Buccheri, L’importanza della storia locale – intervista al Prof. Luigi Lombardo

Buccheri, L’importanza della storia locale – intervista al Prof. Luigi Lombardo

Il Prof. Luigi Lombardo è stato direttore della Biblioteca Comunale di Buccheri nonché docente presso la Facoltà di Scienza della Formazione dell’Università di Catania. Da sempre interessato alla storia locale sia dal punto di vista più propriamente storico che antropologico, il Prof. Lombardo ha dato alle stampe pregevoli opere che indagano su questo mondo – la storia locale – che dovrebbe essere maggiormente riscoperto anche perché essa possa diventare un volano per l’economia di territori che stanno attraversando una congiuntura economica sfavorevole. La storia locale come “risorsa locale” secondo il pensiero del Prof.

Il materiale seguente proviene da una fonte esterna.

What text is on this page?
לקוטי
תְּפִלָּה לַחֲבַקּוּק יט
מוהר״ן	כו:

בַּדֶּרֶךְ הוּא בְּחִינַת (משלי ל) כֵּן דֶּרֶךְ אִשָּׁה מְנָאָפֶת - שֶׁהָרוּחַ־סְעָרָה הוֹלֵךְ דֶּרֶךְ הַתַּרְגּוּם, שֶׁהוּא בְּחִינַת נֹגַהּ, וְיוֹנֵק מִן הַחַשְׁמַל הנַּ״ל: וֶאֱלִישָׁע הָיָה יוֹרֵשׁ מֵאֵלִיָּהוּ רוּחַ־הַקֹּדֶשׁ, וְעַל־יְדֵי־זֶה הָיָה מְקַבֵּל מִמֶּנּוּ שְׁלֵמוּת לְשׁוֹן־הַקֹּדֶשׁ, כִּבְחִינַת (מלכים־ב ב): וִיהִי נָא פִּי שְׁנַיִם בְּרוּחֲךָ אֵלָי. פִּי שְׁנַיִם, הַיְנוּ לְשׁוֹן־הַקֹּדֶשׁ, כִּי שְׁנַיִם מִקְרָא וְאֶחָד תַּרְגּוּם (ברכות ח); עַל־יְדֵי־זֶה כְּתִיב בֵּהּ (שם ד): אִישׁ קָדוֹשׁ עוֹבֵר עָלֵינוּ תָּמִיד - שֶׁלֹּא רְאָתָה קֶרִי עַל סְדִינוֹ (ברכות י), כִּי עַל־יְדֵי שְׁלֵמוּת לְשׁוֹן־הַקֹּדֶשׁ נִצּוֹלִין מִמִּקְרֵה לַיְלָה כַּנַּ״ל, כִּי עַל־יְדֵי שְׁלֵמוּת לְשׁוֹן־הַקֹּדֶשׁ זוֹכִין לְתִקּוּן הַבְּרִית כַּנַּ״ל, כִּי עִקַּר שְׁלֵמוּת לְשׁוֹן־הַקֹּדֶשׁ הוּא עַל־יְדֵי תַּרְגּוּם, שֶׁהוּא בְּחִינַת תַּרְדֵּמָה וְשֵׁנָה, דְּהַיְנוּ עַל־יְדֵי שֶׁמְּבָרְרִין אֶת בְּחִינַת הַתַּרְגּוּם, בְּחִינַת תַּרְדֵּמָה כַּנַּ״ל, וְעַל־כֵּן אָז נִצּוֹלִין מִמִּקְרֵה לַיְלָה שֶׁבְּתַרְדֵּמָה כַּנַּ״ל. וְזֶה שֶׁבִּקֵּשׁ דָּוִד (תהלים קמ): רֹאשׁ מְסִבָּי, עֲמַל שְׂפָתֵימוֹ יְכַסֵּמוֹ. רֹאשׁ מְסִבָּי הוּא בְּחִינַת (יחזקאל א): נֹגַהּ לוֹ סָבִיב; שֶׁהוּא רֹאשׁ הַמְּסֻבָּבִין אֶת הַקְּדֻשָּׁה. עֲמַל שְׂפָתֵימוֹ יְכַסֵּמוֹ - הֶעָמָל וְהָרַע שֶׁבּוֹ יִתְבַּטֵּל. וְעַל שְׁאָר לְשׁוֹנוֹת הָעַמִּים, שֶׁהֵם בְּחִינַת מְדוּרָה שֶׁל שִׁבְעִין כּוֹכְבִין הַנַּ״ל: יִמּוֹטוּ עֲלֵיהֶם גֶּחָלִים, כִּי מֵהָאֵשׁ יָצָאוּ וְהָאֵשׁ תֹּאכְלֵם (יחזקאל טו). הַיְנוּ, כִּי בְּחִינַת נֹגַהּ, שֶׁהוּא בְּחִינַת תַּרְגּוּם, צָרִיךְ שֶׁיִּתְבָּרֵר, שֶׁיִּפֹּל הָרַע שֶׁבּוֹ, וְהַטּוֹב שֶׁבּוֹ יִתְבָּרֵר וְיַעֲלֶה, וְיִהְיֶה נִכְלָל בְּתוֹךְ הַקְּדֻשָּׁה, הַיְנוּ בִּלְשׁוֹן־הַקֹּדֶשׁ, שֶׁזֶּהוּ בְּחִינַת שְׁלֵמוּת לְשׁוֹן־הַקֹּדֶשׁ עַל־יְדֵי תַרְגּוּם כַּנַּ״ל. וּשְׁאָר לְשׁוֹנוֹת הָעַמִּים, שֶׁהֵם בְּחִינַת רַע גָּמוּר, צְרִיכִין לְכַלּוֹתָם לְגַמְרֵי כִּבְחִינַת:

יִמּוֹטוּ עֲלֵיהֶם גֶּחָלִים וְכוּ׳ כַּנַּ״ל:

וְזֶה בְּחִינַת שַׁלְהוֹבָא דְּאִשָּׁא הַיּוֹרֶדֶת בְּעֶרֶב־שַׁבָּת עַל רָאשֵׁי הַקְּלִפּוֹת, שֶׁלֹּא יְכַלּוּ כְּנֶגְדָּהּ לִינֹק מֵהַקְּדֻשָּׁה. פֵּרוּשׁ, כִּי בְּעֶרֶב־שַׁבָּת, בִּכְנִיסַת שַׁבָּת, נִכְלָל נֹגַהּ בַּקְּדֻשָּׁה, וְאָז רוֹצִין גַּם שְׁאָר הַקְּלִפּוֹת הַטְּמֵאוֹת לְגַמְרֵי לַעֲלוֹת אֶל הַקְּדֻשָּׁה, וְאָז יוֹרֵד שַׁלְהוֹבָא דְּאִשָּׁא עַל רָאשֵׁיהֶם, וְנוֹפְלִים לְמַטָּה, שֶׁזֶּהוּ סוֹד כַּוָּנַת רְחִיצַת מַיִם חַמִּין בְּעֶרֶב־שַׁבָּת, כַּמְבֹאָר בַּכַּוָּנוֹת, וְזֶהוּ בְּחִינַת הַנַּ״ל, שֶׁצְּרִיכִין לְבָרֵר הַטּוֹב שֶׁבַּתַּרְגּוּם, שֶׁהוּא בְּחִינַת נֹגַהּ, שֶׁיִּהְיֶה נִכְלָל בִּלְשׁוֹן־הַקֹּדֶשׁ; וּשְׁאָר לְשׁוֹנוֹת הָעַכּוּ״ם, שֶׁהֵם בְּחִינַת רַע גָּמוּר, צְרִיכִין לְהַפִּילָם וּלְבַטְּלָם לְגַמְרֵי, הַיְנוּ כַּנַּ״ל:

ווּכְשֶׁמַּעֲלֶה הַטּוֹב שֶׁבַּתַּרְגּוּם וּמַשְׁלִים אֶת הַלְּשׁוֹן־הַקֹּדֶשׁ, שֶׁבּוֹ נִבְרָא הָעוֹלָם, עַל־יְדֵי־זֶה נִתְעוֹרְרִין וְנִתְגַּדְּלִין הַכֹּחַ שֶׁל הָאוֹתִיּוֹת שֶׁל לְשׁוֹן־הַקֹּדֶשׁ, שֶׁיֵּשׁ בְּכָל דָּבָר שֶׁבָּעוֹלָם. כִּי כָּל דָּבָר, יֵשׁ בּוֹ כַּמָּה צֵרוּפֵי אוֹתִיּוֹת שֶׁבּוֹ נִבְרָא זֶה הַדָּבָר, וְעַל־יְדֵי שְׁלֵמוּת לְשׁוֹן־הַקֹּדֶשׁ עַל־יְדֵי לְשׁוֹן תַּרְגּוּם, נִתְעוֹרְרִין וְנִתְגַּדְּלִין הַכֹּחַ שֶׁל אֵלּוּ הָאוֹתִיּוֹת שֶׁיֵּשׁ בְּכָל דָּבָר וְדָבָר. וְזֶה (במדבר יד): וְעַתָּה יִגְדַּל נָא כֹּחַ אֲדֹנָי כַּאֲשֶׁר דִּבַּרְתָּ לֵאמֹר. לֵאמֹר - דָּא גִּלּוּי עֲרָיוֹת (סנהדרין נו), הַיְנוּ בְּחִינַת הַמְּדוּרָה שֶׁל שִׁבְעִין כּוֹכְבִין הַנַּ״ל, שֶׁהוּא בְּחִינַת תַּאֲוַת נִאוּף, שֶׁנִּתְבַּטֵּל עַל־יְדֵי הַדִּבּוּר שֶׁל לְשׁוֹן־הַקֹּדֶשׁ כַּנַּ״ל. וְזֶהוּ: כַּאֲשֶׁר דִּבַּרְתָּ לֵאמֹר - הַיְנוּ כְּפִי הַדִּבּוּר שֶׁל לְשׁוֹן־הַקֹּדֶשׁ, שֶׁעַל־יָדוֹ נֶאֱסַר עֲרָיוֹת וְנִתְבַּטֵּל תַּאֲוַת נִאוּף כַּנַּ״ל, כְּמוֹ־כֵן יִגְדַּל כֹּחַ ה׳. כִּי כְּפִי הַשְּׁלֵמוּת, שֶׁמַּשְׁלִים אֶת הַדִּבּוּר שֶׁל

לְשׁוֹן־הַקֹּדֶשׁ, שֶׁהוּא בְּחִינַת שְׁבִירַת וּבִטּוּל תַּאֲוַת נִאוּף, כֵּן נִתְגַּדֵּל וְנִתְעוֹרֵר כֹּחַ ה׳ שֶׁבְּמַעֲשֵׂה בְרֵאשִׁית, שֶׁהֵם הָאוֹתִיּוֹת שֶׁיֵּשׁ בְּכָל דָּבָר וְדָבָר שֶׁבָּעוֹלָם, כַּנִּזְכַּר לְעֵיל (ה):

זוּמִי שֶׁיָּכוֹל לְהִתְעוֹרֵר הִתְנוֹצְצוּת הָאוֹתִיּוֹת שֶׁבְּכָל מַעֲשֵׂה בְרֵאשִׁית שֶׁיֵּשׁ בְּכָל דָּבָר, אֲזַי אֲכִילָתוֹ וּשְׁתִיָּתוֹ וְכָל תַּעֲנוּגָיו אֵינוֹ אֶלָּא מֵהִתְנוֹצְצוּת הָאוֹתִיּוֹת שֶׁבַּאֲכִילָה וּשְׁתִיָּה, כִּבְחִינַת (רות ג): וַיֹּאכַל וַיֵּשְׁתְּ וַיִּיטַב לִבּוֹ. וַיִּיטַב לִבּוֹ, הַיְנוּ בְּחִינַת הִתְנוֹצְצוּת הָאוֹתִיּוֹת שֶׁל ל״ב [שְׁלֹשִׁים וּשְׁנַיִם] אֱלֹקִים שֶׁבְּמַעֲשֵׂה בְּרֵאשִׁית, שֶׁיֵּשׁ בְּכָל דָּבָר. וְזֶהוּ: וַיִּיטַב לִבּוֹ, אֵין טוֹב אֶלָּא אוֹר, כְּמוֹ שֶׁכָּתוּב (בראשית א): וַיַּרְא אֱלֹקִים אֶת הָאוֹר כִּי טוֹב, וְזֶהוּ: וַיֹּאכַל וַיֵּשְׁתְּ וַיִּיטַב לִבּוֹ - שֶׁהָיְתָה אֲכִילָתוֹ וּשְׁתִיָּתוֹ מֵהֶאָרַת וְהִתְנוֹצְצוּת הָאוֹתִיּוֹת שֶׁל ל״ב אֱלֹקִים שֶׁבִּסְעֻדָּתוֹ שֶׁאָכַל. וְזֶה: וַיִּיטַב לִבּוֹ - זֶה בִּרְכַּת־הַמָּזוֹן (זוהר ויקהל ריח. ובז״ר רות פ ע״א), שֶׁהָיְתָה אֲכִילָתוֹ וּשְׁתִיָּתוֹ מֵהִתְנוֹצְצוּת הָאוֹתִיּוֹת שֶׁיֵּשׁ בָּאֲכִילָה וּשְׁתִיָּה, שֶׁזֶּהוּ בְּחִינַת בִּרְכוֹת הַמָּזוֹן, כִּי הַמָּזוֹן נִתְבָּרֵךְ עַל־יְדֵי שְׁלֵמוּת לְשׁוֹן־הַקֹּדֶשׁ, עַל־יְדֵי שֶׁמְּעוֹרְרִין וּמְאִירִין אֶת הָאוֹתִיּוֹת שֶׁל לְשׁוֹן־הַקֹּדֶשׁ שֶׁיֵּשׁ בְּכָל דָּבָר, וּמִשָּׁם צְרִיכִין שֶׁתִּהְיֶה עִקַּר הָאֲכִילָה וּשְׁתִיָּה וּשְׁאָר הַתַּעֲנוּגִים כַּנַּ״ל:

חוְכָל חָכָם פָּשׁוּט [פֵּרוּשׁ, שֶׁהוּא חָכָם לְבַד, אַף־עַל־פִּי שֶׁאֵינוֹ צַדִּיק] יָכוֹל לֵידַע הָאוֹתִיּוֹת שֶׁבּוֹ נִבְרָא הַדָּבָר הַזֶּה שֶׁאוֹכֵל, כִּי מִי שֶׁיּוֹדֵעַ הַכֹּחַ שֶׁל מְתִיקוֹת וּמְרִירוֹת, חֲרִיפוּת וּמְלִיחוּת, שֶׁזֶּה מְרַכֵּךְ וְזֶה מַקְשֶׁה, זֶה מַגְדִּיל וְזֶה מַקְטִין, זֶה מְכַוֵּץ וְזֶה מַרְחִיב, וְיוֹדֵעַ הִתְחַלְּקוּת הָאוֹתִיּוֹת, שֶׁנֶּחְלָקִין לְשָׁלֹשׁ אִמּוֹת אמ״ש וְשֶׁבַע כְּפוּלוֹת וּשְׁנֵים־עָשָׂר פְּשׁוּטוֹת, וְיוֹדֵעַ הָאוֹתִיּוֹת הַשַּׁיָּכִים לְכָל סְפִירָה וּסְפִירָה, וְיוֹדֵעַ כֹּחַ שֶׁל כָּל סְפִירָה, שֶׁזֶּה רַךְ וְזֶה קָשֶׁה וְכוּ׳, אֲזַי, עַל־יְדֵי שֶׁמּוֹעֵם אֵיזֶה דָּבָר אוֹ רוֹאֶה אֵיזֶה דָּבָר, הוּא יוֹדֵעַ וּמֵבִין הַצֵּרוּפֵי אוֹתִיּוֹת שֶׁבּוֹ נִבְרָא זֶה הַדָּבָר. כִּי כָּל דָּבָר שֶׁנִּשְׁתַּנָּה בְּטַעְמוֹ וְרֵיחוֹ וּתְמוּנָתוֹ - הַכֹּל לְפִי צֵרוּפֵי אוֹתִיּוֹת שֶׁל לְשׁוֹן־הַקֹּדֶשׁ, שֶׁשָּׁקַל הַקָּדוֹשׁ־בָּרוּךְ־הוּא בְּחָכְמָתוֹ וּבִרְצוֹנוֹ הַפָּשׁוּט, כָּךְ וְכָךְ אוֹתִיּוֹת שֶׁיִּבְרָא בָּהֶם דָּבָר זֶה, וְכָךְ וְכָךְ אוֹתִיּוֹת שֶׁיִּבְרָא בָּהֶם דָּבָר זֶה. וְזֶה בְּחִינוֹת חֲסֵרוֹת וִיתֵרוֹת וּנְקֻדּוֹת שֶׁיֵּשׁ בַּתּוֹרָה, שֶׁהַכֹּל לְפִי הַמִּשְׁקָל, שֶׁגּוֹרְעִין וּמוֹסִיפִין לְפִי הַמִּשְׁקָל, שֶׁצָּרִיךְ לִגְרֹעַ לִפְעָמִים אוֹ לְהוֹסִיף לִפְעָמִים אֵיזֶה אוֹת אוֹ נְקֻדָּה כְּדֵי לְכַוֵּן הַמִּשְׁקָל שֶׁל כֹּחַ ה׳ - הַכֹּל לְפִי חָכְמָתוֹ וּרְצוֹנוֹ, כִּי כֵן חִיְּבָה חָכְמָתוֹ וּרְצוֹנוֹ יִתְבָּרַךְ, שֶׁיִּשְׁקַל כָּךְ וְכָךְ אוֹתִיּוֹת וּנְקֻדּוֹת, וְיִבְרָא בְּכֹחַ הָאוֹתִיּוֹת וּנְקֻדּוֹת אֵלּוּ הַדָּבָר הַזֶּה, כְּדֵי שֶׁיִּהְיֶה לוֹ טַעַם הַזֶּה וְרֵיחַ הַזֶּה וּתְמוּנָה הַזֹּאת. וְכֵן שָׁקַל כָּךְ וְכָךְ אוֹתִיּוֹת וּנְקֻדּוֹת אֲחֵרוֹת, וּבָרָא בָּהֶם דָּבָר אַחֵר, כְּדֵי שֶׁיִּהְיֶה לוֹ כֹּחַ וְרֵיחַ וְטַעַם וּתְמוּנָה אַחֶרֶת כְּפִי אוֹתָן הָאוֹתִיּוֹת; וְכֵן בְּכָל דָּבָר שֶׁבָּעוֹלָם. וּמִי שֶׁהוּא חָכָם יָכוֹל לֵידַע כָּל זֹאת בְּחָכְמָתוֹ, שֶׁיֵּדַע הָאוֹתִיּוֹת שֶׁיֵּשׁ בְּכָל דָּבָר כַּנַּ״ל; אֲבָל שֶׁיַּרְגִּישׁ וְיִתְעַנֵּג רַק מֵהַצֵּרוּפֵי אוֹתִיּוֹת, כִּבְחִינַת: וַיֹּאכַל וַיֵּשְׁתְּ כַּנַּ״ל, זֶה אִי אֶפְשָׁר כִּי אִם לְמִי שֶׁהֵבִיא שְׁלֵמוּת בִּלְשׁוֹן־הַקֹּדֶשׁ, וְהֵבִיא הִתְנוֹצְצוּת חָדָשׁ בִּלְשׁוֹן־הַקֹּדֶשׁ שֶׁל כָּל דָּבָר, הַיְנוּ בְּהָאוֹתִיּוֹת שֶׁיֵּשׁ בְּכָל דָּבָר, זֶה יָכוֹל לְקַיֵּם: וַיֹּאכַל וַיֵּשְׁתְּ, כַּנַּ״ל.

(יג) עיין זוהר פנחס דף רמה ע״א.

Carlo Trigilia che da anni si batte sulla diffusione e implementazione di tale concetto. Ecco quanto ci ha detto il Prof. Lombardo sul tema della storia locale e altro.

Quando ha iniziato a interessarsi di storia locale?

“Negli anni ’70 vi fu un vasto movimento teso a riscoprire il piacere dell’impegno politico e culturale. Grazie all’apporto di A. Uccello, io scoprivo il forte impatto che una adeguata valorizzazione del centro storico di Palazzolo poteva avere sullo sviluppo turistico del paese, tale da impedire l’emigrazione di tanti giovani come me. Scelsi di rimanere a Palazzolo, abbandonando l’idea di iscrivermi a Roma alla Sapienza. La cultura, le tradizioni popolari mi attiravano, perché vi vedevo me stesso e un mondo dimenticato e sfruttato. Lo slogan era allora, in poche parole, “cultura come impegno civile”. Abbandonai anche l’idea di proseguire gli studi in archeologia, che era la mia passione (ero iscritto in Lettere classiche a Catania).”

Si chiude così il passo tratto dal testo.